The study, a collaborative effort primarily between researchers at Université de Strasbourg and Peking University First Hospital, shows that the GGC repeats are embedded within previously unrecognized open reading frames—short stretches of RNA capable of being translated into protein. When the GGC repeat expands beyond roughly 50 copies, the sequence is translated into a long chain of glycine amino acids. Because each GGC codon encodes glycine, the mutation generates polyglycine, or polyG, proteins.
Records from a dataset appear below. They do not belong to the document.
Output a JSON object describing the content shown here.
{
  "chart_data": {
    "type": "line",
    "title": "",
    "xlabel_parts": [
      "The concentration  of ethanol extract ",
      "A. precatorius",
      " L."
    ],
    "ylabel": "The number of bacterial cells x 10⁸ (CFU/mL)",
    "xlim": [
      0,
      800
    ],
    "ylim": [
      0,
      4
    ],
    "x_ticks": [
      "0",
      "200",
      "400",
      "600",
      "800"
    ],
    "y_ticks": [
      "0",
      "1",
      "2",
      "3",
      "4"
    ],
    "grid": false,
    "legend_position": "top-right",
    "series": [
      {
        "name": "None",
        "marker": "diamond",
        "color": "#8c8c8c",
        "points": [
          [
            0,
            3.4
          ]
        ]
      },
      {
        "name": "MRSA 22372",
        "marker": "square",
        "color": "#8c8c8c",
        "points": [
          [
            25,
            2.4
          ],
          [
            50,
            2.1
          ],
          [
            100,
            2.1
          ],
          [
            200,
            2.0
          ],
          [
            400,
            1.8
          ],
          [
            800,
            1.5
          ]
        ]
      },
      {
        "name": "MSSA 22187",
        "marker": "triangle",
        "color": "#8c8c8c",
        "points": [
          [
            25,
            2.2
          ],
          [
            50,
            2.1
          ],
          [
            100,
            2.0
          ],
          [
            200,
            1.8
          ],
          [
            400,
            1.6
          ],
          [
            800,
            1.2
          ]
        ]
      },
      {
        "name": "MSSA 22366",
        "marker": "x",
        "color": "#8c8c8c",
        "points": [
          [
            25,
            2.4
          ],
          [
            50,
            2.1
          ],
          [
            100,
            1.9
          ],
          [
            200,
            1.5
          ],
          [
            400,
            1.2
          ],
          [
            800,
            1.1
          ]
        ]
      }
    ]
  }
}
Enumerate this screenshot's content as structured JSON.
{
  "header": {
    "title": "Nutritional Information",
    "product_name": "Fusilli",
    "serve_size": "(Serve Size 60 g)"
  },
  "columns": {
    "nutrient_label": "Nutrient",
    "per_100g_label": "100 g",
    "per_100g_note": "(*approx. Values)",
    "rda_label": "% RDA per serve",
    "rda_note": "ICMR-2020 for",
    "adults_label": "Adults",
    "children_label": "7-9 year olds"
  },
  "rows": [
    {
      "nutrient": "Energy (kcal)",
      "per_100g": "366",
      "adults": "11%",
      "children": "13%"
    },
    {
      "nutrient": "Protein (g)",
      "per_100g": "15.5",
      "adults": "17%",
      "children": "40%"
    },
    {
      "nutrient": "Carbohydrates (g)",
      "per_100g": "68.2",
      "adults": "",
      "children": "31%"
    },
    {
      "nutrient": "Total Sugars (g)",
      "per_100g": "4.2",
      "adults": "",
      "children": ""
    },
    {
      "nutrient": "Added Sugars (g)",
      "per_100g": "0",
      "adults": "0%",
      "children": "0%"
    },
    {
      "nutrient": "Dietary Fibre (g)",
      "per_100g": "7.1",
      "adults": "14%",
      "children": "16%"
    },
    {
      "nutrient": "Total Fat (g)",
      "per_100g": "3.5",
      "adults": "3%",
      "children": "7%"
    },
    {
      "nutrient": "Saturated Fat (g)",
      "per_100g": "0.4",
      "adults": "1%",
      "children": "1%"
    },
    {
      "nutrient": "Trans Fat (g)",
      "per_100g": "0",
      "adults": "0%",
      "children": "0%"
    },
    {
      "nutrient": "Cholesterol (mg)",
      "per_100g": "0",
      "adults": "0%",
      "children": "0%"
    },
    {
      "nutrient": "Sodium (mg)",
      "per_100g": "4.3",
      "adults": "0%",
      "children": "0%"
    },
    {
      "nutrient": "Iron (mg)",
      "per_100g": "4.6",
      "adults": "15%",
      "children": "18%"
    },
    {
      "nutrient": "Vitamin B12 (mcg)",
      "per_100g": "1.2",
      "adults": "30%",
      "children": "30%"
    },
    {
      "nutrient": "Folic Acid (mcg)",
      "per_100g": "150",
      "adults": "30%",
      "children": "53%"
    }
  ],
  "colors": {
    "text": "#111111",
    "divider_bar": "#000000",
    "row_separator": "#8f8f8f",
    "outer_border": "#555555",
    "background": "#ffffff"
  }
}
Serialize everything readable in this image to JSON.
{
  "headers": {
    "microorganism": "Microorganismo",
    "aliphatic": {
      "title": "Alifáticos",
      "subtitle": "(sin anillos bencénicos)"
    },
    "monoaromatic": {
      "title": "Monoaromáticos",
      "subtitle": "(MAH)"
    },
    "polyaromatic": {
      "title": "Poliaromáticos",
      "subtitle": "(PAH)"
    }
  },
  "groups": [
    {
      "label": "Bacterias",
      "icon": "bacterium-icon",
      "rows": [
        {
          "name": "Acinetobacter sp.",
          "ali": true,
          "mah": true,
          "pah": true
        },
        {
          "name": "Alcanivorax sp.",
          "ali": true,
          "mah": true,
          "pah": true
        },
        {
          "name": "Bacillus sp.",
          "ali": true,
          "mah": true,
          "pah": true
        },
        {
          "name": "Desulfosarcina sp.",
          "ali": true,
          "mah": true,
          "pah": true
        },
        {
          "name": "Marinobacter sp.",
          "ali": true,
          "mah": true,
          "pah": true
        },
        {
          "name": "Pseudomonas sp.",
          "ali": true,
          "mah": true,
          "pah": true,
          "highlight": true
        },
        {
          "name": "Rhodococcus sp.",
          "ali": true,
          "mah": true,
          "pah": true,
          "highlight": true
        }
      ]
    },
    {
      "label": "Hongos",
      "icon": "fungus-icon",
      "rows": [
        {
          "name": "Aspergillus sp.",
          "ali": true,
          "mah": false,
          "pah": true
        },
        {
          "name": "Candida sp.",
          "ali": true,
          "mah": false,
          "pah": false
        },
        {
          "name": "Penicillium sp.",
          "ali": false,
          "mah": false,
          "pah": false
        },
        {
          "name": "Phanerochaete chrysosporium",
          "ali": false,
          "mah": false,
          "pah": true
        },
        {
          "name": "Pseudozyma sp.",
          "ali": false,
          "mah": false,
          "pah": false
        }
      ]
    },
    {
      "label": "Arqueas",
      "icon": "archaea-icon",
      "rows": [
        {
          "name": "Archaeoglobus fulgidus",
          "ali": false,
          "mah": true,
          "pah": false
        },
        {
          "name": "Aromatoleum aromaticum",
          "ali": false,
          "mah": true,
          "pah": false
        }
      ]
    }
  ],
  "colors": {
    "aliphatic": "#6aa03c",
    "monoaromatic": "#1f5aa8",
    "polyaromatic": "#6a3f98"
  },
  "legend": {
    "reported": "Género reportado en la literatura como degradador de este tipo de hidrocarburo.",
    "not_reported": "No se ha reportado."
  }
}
These expanded polyG proteins are stable and prone to aggregation. In muscle biopsies from people with OPDM and OPML, researchers detected the newly identified polyG proteins within hallmark and rimmed vacuoles and rare eosinophilic intranuclear inclusions, which are p62-positive and ubiquitin-positive but of unknown origin and composition. Similar inclusions appear in the nervous system in NIID patients.

Experiments in cultured human muscle cells demonstrated that expressing expanded polyG proteins leads to the formation of cytoplasmic and nuclear aggregates and ultimately to cell death. Importantly, repeat-containing RNA that was engineered so it could not be translated into protein was not toxic, strongly indicating that the protein product—not the RNA alone—is the primary driver of disease.

Mice engineered to express polyG proteins in skeletal muscle developed progressive muscle fiber atrophy and accumulated p62-positive inclusions that resemble those seen in patients. When expressed in the central nervous system, the proteins triggered neuroinflammation, loss of cerebellar Purkinje cells, impaired motor coordination, and shortened lifespan—features consistent with NIID.

Researchers identified a small molecule called TMPyP4—a cationic porphyrin known to also inhibit human telomerase and stacks with G tetrads to stabilize quadruplex DNA—that binds GC-rich sequences and reduces production and aggregation of polyG proteins in cells and fruit fly models. By interfering with translation of the expanded repeats, the compound offers proof of principle that targeting repeat-driven protein synthesis could mitigate disease.